The Feast Was
Finished, And The Pipe Began To Circulate.
It was a remarkably large
and fine one, and I expressed my admiration of its form and
dimensions.
"If the Meneaska likes the pipe," asked The Whirlwind, "why does he
not keep it?"
Such a pipe among the Ogallalla is valued at the price of a horse. A
princely gift, thinks the reader, and worthy of a chieftain and a
warrior. The Whirlwind's generosity rose to no such pitch. He gave
me the pipe, confidently expecting that I in return should make him a
present of equal or superior value. This is the implied condition of
every gift among the Indians as among the Orientals, and should it
not be complied with the present is usually reclaimed by the giver.
So I arranged upon a gaudy calico handkerchief, an assortment of
vermilion, tobacco, knives, and gunpowder, and summoning the chief to
camp, assured him of my friendship and begged his acceptance of a
slight token of it. Ejaculating HOW! HOW! he folded up the offerings
and withdrew to his lodge.
Several days passed and we and the Indians remained encamped side by
side.

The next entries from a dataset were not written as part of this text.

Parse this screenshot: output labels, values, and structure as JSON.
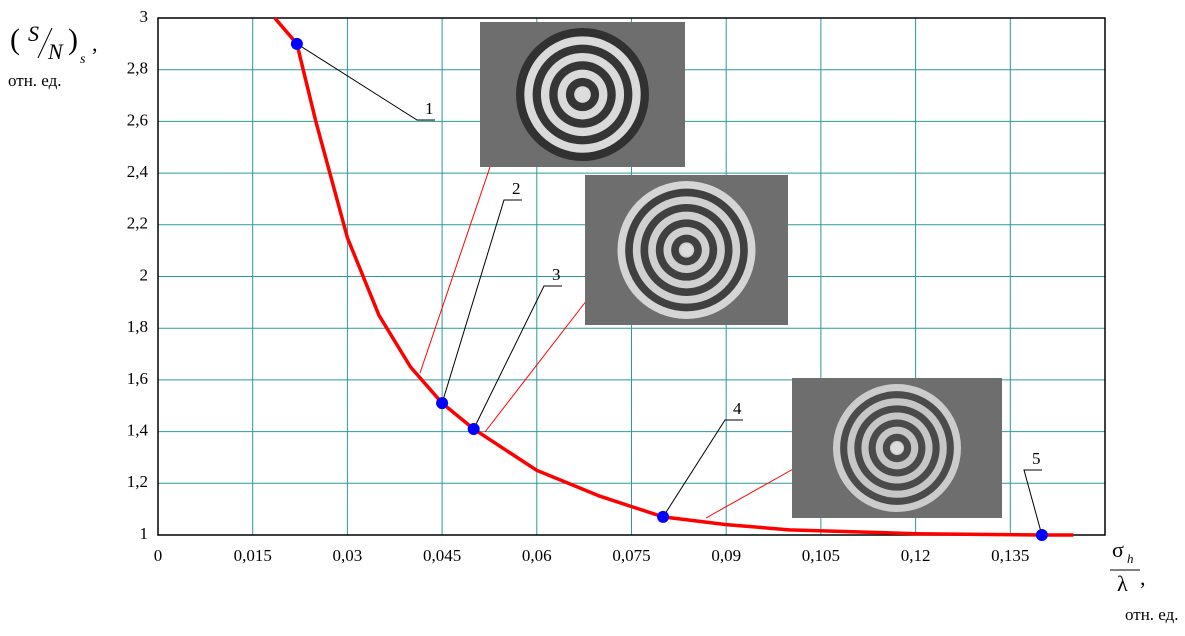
{
  "chart_data": {
    "type": "line",
    "y_label": {
      "numerator": "S",
      "denominator": "N",
      "subscript": "s",
      "comma": ",",
      "unit": "отн. ед."
    },
    "x_label": {
      "numerator": "σ",
      "subscript": "h",
      "denominator": "λ",
      "comma": ",",
      "unit": "отн. ед."
    },
    "xlim": [
      0,
      0.15
    ],
    "xticks": [
      0,
      {
        "value": 0.015,
        "label": "0,015"
      },
      {
        "value": 0.03,
        "label": "0,03"
      },
      {
        "value": 0.045,
        "label": "0,045"
      },
      {
        "value": 0.06,
        "label": "0,06"
      },
      {
        "value": 0.075,
        "label": "0,075"
      },
      {
        "value": 0.09,
        "label": "0,09"
      },
      {
        "value": 0.105,
        "label": "0,105"
      },
      {
        "value": 0.12,
        "label": "0,12"
      },
      {
        "value": 0.135,
        "label": "0,135"
      }
    ],
    "ylim": [
      1,
      3
    ],
    "yticks": [
      1,
      {
        "value": 1.2,
        "label": "1,2"
      },
      {
        "value": 1.4,
        "label": "1,4"
      },
      {
        "value": 1.6,
        "label": "1,6"
      },
      {
        "value": 1.8,
        "label": "1,8"
      },
      2,
      {
        "value": 2.2,
        "label": "2,2"
      },
      {
        "value": 2.4,
        "label": "2,4"
      },
      {
        "value": 2.6,
        "label": "2,6"
      },
      {
        "value": 2.8,
        "label": "2,8"
      },
      3
    ],
    "grid": true,
    "curve": {
      "color": "#ff0000",
      "x": [
        0.0185,
        0.022,
        0.025,
        0.03,
        0.035,
        0.04,
        0.045,
        0.05,
        0.06,
        0.07,
        0.08,
        0.09,
        0.1,
        0.12,
        0.14,
        0.145
      ],
      "values": [
        3,
        2.9,
        2.6,
        2.15,
        1.85,
        1.65,
        1.51,
        1.41,
        1.25,
        1.15,
        1.07,
        1.04,
        1.02,
        1.005,
        1.0,
        1.0
      ]
    },
    "points": {
      "color": "#0000ff",
      "x": [
        0.022,
        0.045,
        0.05,
        0.08,
        0.14
      ],
      "values": [
        2.9,
        1.51,
        1.41,
        1.07,
        1.0
      ],
      "labels": [
        "1",
        "2",
        "3",
        "4",
        "5"
      ]
    }
  }
}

They could not decide whether or not to go to war. Toward
evening, scores of them would surround our tent, a picturesque group.
Late one afternoon a party of them mounted on horseback came suddenly
in sight from behind some clumps of bushes that lined the bank of the
stream, leading with them a mule, on whose back was a wretched negro,
only sustained in his seat by the high pommel and cantle of the
Indian saddle. His cheeks were withered and shrunken in the hollow
of his jaws; his eyes were unnaturally dilated, and his lips seemed
shriveled and drawn back from his teeth like those of a corpse. When
they brought him up before our tent, and lifted him from the saddle,
he could not walk or stand, but he crawled a short distance, and with
a look of utter misery sat down on the grass. All the children and
women came pouring out of the lodges round us, and with screams and
cries made a close circle about him, while he sat supporting himself
with his hands, and looking from side to side with a vacant stare.
The wretch was starving to death! For thirty-three days he had
wandered alone on the prairie, without weapon of any kind; without
shoes, moccasins, or any other clothing than an old jacket and
pantaloons; without intelligence and skill to guide his course, or
any knowledge of the productions of the prairie. All this time he
had subsisted on crickets and lizards, wild onions, and three eggs
which he found in the nest of a prairie dove. He had not seen a
human being. Utterly bewildered in the boundless, hopeless desert
that stretched around him, offering to his inexperienced eye no mark
by which to direct his course, he had walked on in despair till he
could walk no longer, and then crawled on his knees until the bone
was laid bare. He chose the night for his traveling, lying down by
day to sleep in the glaring sun, always dreaming, as he said, of the
broth and corn cake he used to eat under his old master's shed in
Missouri. Every man in the camp, both white and red, was astonished
at his wonderful escape not only from starvation but from the grizzly
bears which abound in that neighborhood, and the wolves which howled
around him every night.
Reynal recognized him the moment the Indians brought him in. He had
run away from his master about a year before and joined the party of
M. Richard, who was then leaving the frontier for the mountains. He
had lived with Richard ever since, until in the end of May he with
Reynal and several other men went out in search of some stray horses,
when he got separated from the rest in a storm, and had never been
heard of up to this time. Knowing his inexperience and helplessness,
no one dreamed that he could still be living. The Indians had found
him lying exhausted on the ground.
As he sat there with the Indians gazing silently on him, his haggard
face and glazed eye were disgusting to look upon. Delorier made him
a bowl of gruel, but he suffered it to remain untasted before him.
At length he languidly raised the spoon to his lips; again he did so,
and again; and then his appetite seemed suddenly inflamed into
madness, for he seized the bowl, swallowed all its contents in a few
seconds, and eagerly demanded meat. This we refused, telling him to
wait until morning, but he begged so eagerly that we gave him a small
piece, which he devoured, tearing it like a dog. He said he must
have more. We told him that his life was in danger if he ate so
immoderately at first. He assented, and said he knew he was a fool
to do so, but he must have meat. This we absolutely refused, to the
great indignation of the senseless squaws, who, when we were not
watching him, would slyly bring dried meat and POMMES BLANCHES, and
place them on the ground by his side. Still this was not enough for
him. When it grew dark he contrived to creep away between the legs
of the horses and crawl over to the Indian village, about a furlong
down the stream. Here he fed to his heart's content, and was brought
back again in the morning, when Jean Gras, the trapper, put him on
horseback and carried him to the fort. He managed to survive the
effects of his insane greediness, and though slightly deranged when
we left this part of the country, he was otherwise in tolerable
health, and expressed his firm conviction that nothing could ever
kill him.
When the sun was yet an hour high, it was a gay scene in the village.